In interviews Spencer and other white nationalists give to mainstream audiences (like those watching him on CNN and on college campuses), white nationalism is simply a civil rights movement for white people, taking a stand for white Americans in need of defending — at the very least, a differing viewpoint worthy of contemplation and analysis.


That was a lie, as has been blatantly obvious for more than a decade. But now, the mask — or perhaps more aptly, the hood — has dropped, hopefully for good.

Posting this due to it being darkly hilarious but also to perpetually push back against the insidious mentality that there is something reasonable about people like Spencer and Milo. Earlier this year in fact, Richard Spencer was invited on national news to rationalize his "turning" on Trump for the baffling reason that Trump was a fucking racist as though the goals of Spencer and Trump were somehow separate at anytime:

HuffPo said:
As Sidner explains in the clip, several prominent neo-Nazis and white nationalists have expressed support for Trump's racist tirade and said the congresswomen of color should leave the country immediately.
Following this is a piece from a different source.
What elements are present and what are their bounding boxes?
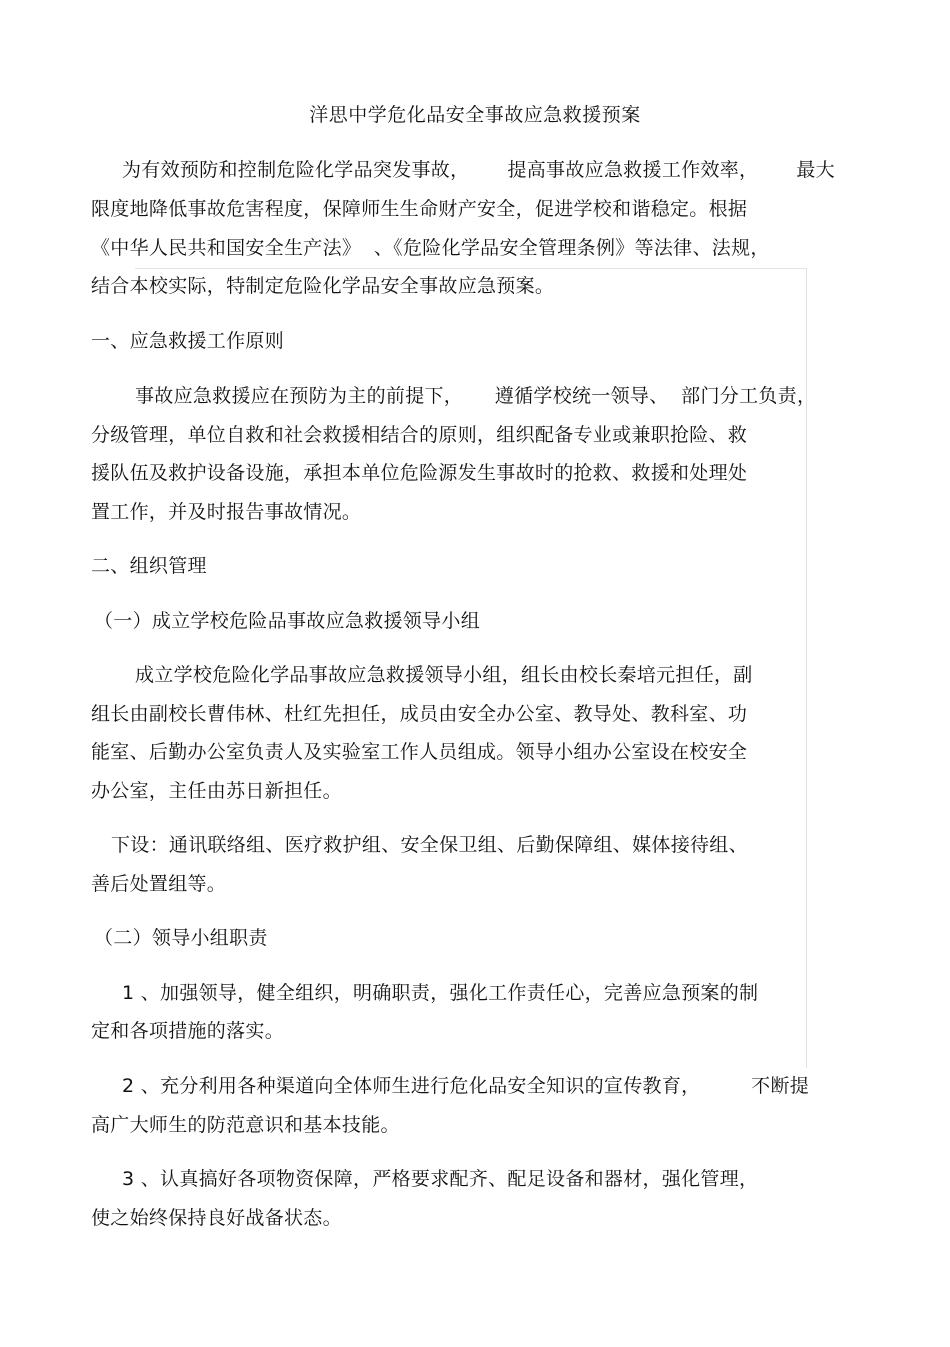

"Essentially, [Trump's comment] normalizes hate and it makes it acceptable and it lowers our bar, our tolerance for what is allowed in our country, and that is dangerous," Joanna Mendelson, a senior investigative researcher at the Anti-Defamation League, told CNN.

The segment then cut to Spencer, with Sidner describing him as a white nationalist who once backed Trump but is now turning on him. Why? Spencer, wearing a tan suit and appearing as your run-of-the-mill cable news pundit, tells viewers that Trump's racist rhetoric doesn't go far enough.

"Many white nationalists will eat up this red meat that Donald Trump is throwing out there. I am not one of them," Spencer tells CNN. "I recognize the con game that is going on. ... He gives us nothing outside of racist tweets."

Spencer, who was a featured speaker at the deadly white nationalist Unite The Right rally in Charlottesville, Virginia, in 2017, believes Trump's tweet was racist but that the president isn't doing enough to rid America of nonwhite people, Sidner reiterates.

The backlash was swift and brutal. Viewers, including many journalists, accused CNN of normalizing Spencer and white nationalist extremism.